The Apostles' Teaching was the inspired Word of God that was being taught to the early church. It included both the Old Testament which the Apostles affirmed, explained, and applied as well as the New Testament revelation that they were directly receiving. Today at Cornerstone, we seek to study, understand, and apply the Word of God in our Sunday service, Care Groups, and our homes.
The word "fellowship" denotes close relationships. Fellowship was not simply believers "hanging out." It came to mean any kind of ministry where we exchange, celebrate, and nurture what we already have in common in Jesus Christ. Today at Cornerstone, we desire to create opportunities for true fellowship among believers where God is glorified, relationships are strengthened, and individuals are edified and encouraged in the truth of the gospel.
In the original language the phrase is actually "the breaking of THE bread," and signified the celebration of the Lord's supper or communion. The early church remained committed to obediently observe and celebrate the Lord's death through the ordinance of communion. Today at Cornerstone, we seek to keep the Lord's death before us by remembering His death on the cross and celebrating the power and hope of the gospel through communion. Whether once a month in our Sunday service or each week in our Care Groups, we come face to face with the power of the cross as we participate in the breaking of the bread.

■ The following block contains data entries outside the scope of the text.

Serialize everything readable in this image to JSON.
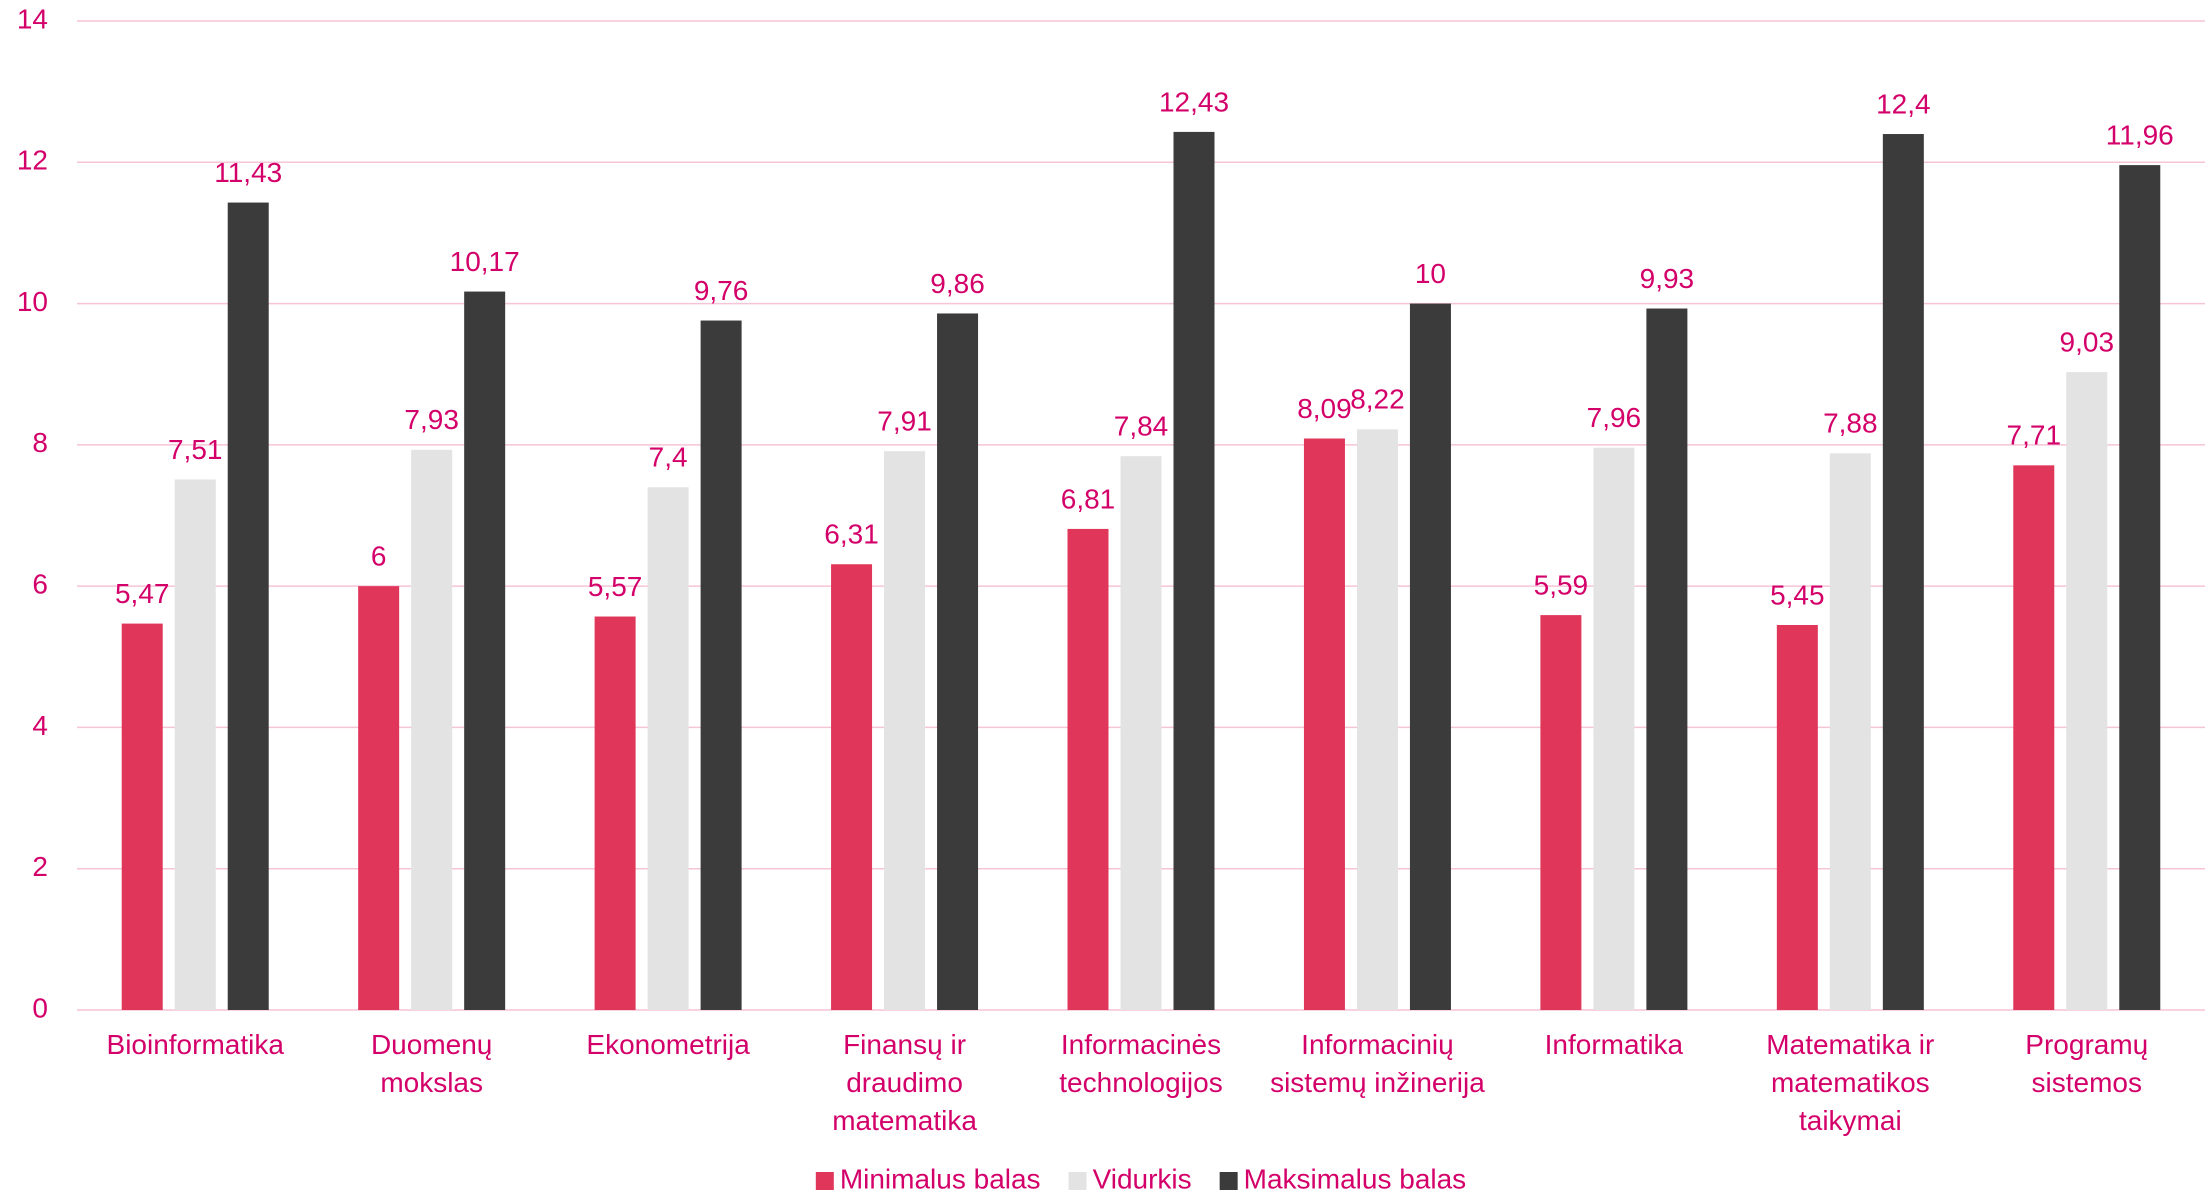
{
  "chart_data": {
    "type": "bar",
    "categories": [
      "Bioinformatika",
      "Duomenų mokslas",
      "Ekonometrija",
      "Finansų ir draudimo matematika",
      "Informacinės technologijos",
      "Informacinių sistemų inžinerija",
      "Informatika",
      "Matematika ir matematikos taikymai",
      "Programų sistemos"
    ],
    "series": [
      {
        "name": "Minimalus balas",
        "color": "#e0365a",
        "values": [
          5.47,
          6,
          5.57,
          6.31,
          6.81,
          8.09,
          5.59,
          5.45,
          7.71
        ],
        "value_labels": [
          "5,47",
          "6",
          "5,57",
          "6,31",
          "6,81",
          "8,09",
          "5,59",
          "5,45",
          "7,71"
        ]
      },
      {
        "name": "Vidurkis",
        "color": "#e3e3e3",
        "values": [
          7.51,
          7.93,
          7.4,
          7.91,
          7.84,
          8.22,
          7.96,
          7.88,
          9.03
        ],
        "value_labels": [
          "7,51",
          "7,93",
          "7,4",
          "7,91",
          "7,84",
          "8,22",
          "7,96",
          "7,88",
          "9,03"
        ]
      },
      {
        "name": "Maksimalus balas",
        "color": "#3b3b3b",
        "values": [
          11.43,
          10.17,
          9.76,
          9.86,
          12.43,
          10,
          9.93,
          12.4,
          11.96
        ],
        "value_labels": [
          "11,43",
          "10,17",
          "9,76",
          "9,86",
          "12,43",
          "10",
          "9,93",
          "12,4",
          "11,96"
        ]
      }
    ],
    "ylim": [
      0,
      14
    ],
    "yticks": [
      0,
      2,
      4,
      6,
      8,
      10,
      12,
      14
    ],
    "grid": true,
    "legend": "bottom"
  }
}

The early church was devoted to prayer and not simply as individuals but corporately as the church. They recognized the importance of time spent worshiping, praising, and petitioning God by coming into His presence as a body in prayer. Today at Cornerstone, we seek to keep prayer a vital part of our relationship with Jesus Christ. Thus, we devote a portion of our time each week in our Care Groups to the practice and privilege of corporate prayer. Additionally, we seek to reserve special Sundays for times of corporate praise, thanksgiving, and prayer.